Anordnung von Tempo 30 km für einen Schulweg
Welche Voraussetzungen müssen erfüllt sein, damit Tempo 30 für einen Schulweg Bestand hat (VGH Mannheim, Beschl. vom 25.03.2024, Az. 13 S 730/23)?
Stark befahrene und unübersichtliche Strecke
Die Straßenverkehrsbehörde ordnete für einen stark befahrenen Streckenabschnitt, der im Schulwegplan als Schulweg ausgewiesen ist, eine Begrenzung der Geschwindigkeit auf 30 km/h an. Der Teil der Straße ist wegen Kurven und Gefälle nur eingeschränkt einsehbar, begründete die Behörde ihre Entscheidung. Hinzu kommen mehrere Einmündungen, Ein- und Ausfahrten von Parkplätzen, Höfen und Garagen, schmale und verengte Gehwege sowie Radverkehr auf der Fahrbahn. Zudem ist die Fahrbahn nur 5,50 bis 5,60 m breit. Geschwindigkeitsmessungen ergaben, dass der Streckenabschnitt zum Teil mit erhöhter Geschwindigkeit befahren wird.

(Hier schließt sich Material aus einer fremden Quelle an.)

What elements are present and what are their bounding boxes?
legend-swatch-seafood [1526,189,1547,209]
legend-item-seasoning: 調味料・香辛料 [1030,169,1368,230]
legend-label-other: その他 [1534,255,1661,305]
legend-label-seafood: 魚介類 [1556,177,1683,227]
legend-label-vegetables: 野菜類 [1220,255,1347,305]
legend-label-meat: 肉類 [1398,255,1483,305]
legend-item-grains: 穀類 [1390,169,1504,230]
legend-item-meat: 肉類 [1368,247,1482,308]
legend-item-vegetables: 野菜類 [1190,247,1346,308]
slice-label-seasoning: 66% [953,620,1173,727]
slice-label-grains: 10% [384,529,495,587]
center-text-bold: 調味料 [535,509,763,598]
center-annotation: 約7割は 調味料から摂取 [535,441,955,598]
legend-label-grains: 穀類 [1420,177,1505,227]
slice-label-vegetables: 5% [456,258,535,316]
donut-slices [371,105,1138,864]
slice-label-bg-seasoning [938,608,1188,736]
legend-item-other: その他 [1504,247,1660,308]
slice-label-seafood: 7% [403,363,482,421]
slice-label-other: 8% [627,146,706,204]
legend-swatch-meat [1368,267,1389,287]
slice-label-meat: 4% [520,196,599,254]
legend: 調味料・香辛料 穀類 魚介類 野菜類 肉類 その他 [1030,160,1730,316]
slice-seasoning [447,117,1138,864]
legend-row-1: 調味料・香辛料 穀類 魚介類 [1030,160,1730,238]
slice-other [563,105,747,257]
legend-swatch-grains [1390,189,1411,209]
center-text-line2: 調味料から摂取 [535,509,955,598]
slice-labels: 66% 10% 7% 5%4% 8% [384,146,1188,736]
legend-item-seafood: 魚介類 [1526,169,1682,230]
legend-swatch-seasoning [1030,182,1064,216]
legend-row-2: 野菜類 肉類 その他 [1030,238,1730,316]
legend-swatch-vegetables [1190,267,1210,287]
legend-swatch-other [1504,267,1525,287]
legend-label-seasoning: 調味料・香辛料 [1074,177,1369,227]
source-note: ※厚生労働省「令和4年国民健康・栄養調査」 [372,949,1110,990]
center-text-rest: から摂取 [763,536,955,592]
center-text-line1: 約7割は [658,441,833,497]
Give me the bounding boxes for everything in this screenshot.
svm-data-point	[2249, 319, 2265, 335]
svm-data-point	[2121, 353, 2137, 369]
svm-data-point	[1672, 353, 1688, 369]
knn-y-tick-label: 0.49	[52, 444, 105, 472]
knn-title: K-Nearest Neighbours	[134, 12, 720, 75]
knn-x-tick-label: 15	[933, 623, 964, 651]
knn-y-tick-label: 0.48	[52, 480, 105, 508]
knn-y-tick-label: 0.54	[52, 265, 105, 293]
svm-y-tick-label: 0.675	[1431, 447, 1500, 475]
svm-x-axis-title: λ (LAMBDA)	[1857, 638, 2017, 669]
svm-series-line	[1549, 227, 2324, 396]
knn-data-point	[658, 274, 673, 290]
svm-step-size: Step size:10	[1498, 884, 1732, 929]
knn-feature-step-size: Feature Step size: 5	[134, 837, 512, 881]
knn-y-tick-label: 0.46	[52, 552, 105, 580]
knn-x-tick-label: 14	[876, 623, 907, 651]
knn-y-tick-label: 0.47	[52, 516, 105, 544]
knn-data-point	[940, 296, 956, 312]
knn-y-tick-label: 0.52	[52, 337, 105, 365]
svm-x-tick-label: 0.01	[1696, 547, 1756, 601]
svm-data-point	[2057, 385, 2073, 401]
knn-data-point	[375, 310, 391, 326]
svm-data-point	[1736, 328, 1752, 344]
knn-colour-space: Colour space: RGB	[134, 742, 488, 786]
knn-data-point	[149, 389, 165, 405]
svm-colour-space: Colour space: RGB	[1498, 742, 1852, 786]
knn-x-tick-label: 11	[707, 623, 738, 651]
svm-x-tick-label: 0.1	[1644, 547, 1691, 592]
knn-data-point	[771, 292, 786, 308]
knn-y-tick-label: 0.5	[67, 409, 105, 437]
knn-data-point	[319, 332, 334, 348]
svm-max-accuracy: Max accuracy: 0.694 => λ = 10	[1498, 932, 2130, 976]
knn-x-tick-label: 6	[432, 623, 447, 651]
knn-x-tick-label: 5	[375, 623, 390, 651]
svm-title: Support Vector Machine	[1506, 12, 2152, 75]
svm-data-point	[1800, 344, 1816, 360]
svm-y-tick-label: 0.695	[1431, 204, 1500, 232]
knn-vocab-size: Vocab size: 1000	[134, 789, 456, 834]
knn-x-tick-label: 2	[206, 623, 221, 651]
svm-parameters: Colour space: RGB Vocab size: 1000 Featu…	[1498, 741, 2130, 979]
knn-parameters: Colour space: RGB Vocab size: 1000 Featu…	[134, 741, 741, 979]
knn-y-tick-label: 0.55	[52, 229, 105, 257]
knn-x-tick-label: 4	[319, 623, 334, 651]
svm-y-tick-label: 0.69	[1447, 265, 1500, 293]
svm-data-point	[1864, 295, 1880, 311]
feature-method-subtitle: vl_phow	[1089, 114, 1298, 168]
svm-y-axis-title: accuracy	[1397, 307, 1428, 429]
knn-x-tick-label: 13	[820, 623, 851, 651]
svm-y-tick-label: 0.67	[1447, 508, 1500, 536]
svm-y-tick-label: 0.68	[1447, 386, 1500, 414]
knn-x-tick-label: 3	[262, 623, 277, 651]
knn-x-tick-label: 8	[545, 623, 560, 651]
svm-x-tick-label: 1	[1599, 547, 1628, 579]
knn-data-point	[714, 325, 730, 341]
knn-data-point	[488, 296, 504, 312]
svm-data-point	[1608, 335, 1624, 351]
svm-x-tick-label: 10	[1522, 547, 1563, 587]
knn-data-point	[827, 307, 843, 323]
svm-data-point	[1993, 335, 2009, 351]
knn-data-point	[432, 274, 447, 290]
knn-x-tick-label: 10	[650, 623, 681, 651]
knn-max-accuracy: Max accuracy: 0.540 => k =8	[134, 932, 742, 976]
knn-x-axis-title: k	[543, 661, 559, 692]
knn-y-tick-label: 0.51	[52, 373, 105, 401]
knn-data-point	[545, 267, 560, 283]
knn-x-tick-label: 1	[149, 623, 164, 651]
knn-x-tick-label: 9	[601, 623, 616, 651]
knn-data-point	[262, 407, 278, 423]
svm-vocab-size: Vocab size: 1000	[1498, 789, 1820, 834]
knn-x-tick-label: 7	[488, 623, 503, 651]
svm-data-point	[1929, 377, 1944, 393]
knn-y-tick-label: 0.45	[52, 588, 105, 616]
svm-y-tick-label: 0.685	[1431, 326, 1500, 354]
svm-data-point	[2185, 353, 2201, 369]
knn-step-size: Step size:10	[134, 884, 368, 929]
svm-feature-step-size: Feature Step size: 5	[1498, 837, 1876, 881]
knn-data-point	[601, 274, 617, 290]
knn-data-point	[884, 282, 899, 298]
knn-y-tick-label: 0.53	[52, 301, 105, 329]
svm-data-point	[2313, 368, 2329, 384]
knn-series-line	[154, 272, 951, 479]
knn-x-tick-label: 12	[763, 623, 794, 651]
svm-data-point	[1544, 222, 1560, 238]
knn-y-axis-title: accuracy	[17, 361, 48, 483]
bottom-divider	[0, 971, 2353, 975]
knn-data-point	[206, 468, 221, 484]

Das Verwaltungsgericht bestätigte die Entscheidung der Straßenverkehrsbehörde. Betroffene Kraftfahrer riefen den VGH Mannheim an.
Tempolimit muss zwingend erforderlich sein
Die Straßenverkehrsbehörden können die Benutzung bestimmter Straßen oder Straßenstrecken aus Gründen der Sicherheit oder Ordnung des Verkehrs beschränken oder verbieten, zitierte der VGH § 45 Abs. 1 Satz 1 StVO. Verkehrszeichen und Verkehrseinrichtungen sind nur dort anzuordnen, wo dies aufgrund der besonderen Umstände zwingend erforderlich ist (§ 45 Abs. 9 Satz 1 StVO). Beschränkungen und Verbote des fließenden Verkehrs setzen eine besondere Gefahrenlage wegen der örtlichen Verhältnisse voraus, die das allgemeine Risiko einer Beeinträchtigung der Sicherheit und Ordnung des Verkehrs und den damit verbundenen Schutz von Leib und Leben der Verkehrsteilnehmer erheblich übersteigen (§ 45 Abs. 9 Satz 3 StVO).
Was sind „besondere örtliche Verhältnisse“?
Besondere örtliche Verhältnisse i.S. von § 45 Abs. 9 Satz 3 StVO können bei verkehrsbehördlichen Maßnahmen insbesondere in der Streckenführung, dem Ausbauzustand der Strecke, der zur Verfügung stehenden Fläche für den Fahrzeug- und Fußgängerverkehr, witterungsbedingten Einflüssen, der dort anzutreffenden Verkehrsbelastung, der Verteilung des Verkehrs und den daraus resultierenden Unfallzahlen begründet sein.
Wann ist eine Gefahrenlage anzunehmen?
Eine Gefahrenlage, die das allgemeine Risiko einer Beeinträchtigung eines Rechtsguts erheblich übersteigt, setzt nicht mit an Gewissheit grenzender Wahrscheinlichkeit vermehrt Schadensfälle ohne Eingreifen der Straßenverkehrsbehörde voraus. Nach den allgemeinen Grundsätzen des Gefahrenabwehrrechts ist, wenn hochrangige Rechtsgüter betroffen sind, ein behördliches Einschreiten bereits bei einer geringeren Wahrscheinlichkeit des Schadenseintritts zulässig und geboten.
Ergebnis
Eine das allgemeine Risiko deutlich übersteigende Wahrscheinlichkeit einer Rechtsgutbeeinträchtigung i.S. von § 45 Abs. 9 Satz 3 StVO kann auch dann gegeben sein, wenn die Straßenquerung wegen der Unübersichtlichkeit und beschränkten Einsehbarkeit eines Straßenabschnitts sowie des dort zutage getretenen Geschwindigkeitsniveaus des Kraftfahrzeugverkehrs für Grundschulkinder besonders schwierig ist. Die Beschränkung der zulässigen Geschwindigkeit auf 30 km/h in diesem Fall setzt nicht voraus, dass es dort bereits zu Unfällen (mit Personenschaden) gekommen ist.
Der VGH bestätigte daher wie das VG zuvor die straßenverkehrsrechtliche Anordnung.